Shakespeare: The Biography
by
Peter Ackroyd
Part One
Chapter Three: Dost Thou Love Pictures?
Stratford is a meeting place of roads that cross the Avon river. The area had been settled from the Bronze Age. A Romano-British village was established on the outskirts of the present town, lending weight and substance to the weathered and enduring atmosphere of the place.
In the seventh century a monastery was established but the banks of the river and we can say that Stratford had a connection with the old religion from the earliest times. The church in which Shakespeare was baptized was built on the site of the monastery, and the swellings of the monks was on land now known as "Old Town".

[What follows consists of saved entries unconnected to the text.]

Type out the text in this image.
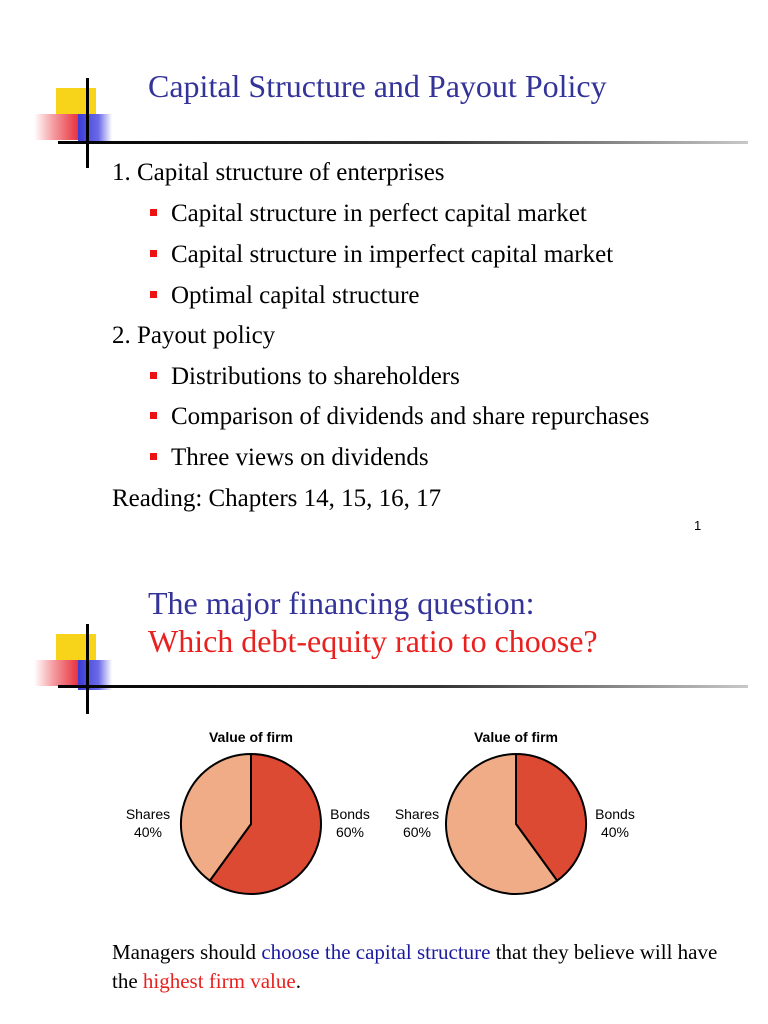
Capital Structure and Payout Policy
1. Capital structure of enterprises
Capital structure in perfect capital market
Capital structure in imperfect capital market
Optimal capital structure
2. Payout policy
Distributions to shareholders
Comparison of dividends and share repurchases
Three views on dividends
Reading: Chapters 14, 15, 16, 17
1
The major financing question:
Which debt-equity ratio to choose?
Value of firm
Shares
40%
Bonds
60%
Value of firm
Shares
60%
Bonds
40%
Managers should choose the capital structure that they believe will have the highest firm value.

Stratford began to prosper in the thirteenth century. A three day fair was constituted in 1216 and was supplemented by four other fairs. The medieval town itself was approximately the same size as it was the same size when Shakespeare was born.
The open country was covered with thorn bush and populated by rabbits. There were few trees and no hedges or trees, and sprinkled with cowslips and clover as well as yellow mustard. It should be noted that Shakespeare has the widest vocabulary when it comes to the variety of weeds found in such places disentangling the hemlock from the cuckoo-flower, the fumiter from the darnel.

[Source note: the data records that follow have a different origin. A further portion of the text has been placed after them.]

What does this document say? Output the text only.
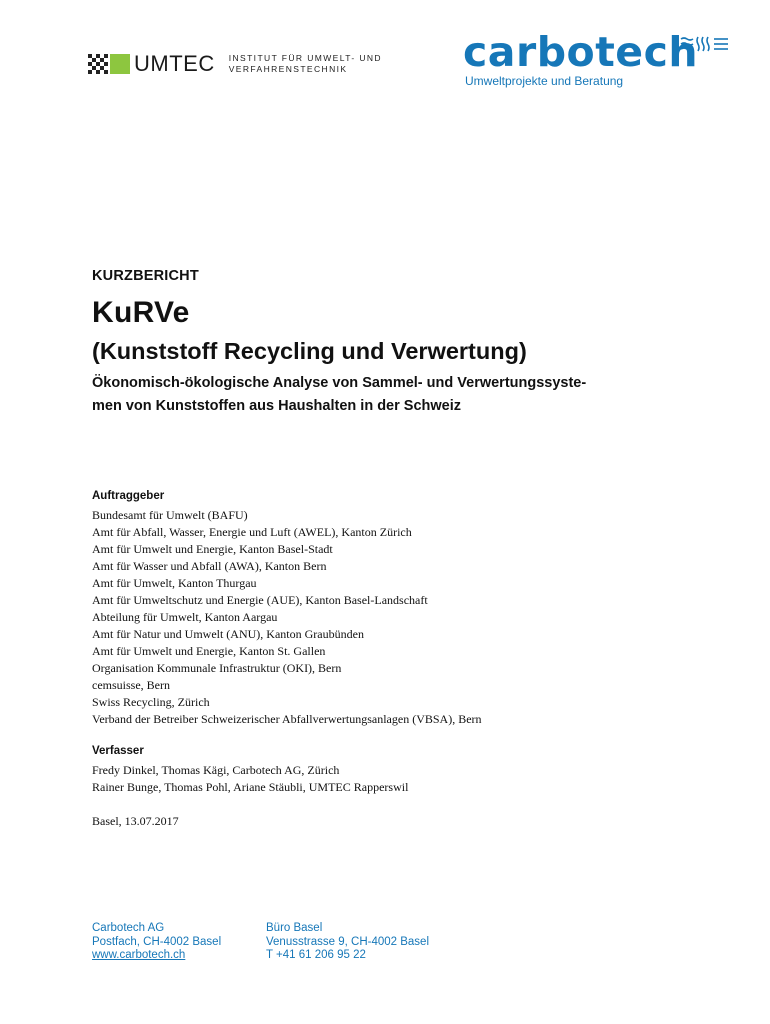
UMTEC INSTITUT FÜR UMWELT- UND
VERFAHRENSTECHNIK	carbotech
Umweltprojekte und Beratung
KURZBERICHT
KuRVe
(Kunststoff Recycling und Verwertung)
Ökonomisch-ökologische Analyse von Sammel- und Verwertungssyste-
men von Kunststoffen aus Haushalten in der Schweiz
Auftraggeber
Bundesamt für Umwelt (BAFU)
Amt für Abfall, Wasser, Energie und Luft (AWEL), Kanton Zürich
Amt für Umwelt und Energie, Kanton Basel-Stadt
Amt für Wasser und Abfall (AWA), Kanton Bern
Amt für Umwelt, Kanton Thurgau
Amt für Umweltschutz und Energie (AUE), Kanton Basel-Landschaft
Abteilung für Umwelt, Kanton Aargau
Amt für Natur und Umwelt (ANU), Kanton Graubünden
Amt für Umwelt und Energie, Kanton St. Gallen
Organisation Kommunale Infrastruktur (OKI), Bern
cemsuisse, Bern
Swiss Recycling, Zürich
Verband der Betreiber Schweizerischer Abfallverwertungsanlagen (VBSA), Bern
Verfasser
Fredy Dinkel, Thomas Kägi, Carbotech AG, Zürich
Rainer Bunge, Thomas Pohl, Ariane Stäubli, UMTEC Rapperswil
Basel, 13.07.2017
Carbotech AG
Postfach, CH-4002 Basel
www.carbotech.ch
Büro Basel
Venusstrasse 9, CH-4002 Basel
T +41 61 206 95 22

Shakespeare would have known the ancient bone house on the north side of the chancel, where the skeletons of the long-dead had been deposited and it had also been a dormitory for the singing boys and a study for the minister.
Shakespeare would have know the bone house, as he and his contemporaries would have been familiar with death. Legend suggests he had this bone house in mind when he wrote the passage of Juliet crying out against the "Charnal house".

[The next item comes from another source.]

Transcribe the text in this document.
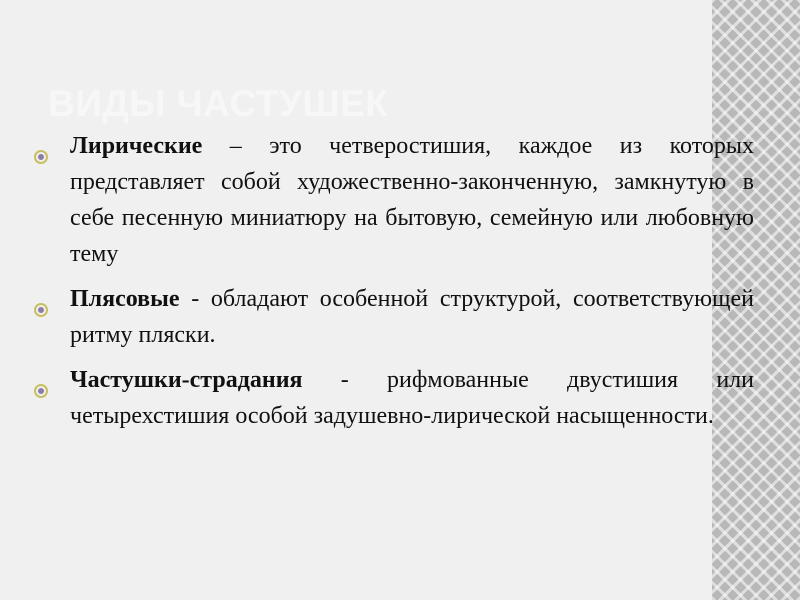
ВИДЫ ЧАСТУШЕК
Лирические – это четверостишия, каждое из которых представляет собой художественно-законченную, замкнутую в себе песенную миниатюру на бытовую, семейную или любовную тему
Плясовые - обладают особенной структурой, соответствующей ритму пляски.
Частушки-страдания - рифмованные двустишия или четырехстишия особой задушевно-лирической насыщенности.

Of equal antiquity was the Guild of the Holy Cross, established in Stratford. This was a society of lay people devoted to the festivals and institutions of their faith. It's members would be assured of a fitting funeral. But it was also a communal society with it's own wardens who supervised the interests of the town as well as the benefactions.
If Shakespeare knew one Stratford public building it was the chapel of this guild. It was located beside the school where he was taught and where he attended morning prayers. Then there were the bells, The little bell that would call the local boys to school every morning and the great bell that tolled at dawn and dusk. This big bell would eventually toll for Shakespeare when he was laid to rest in the Stratford ground.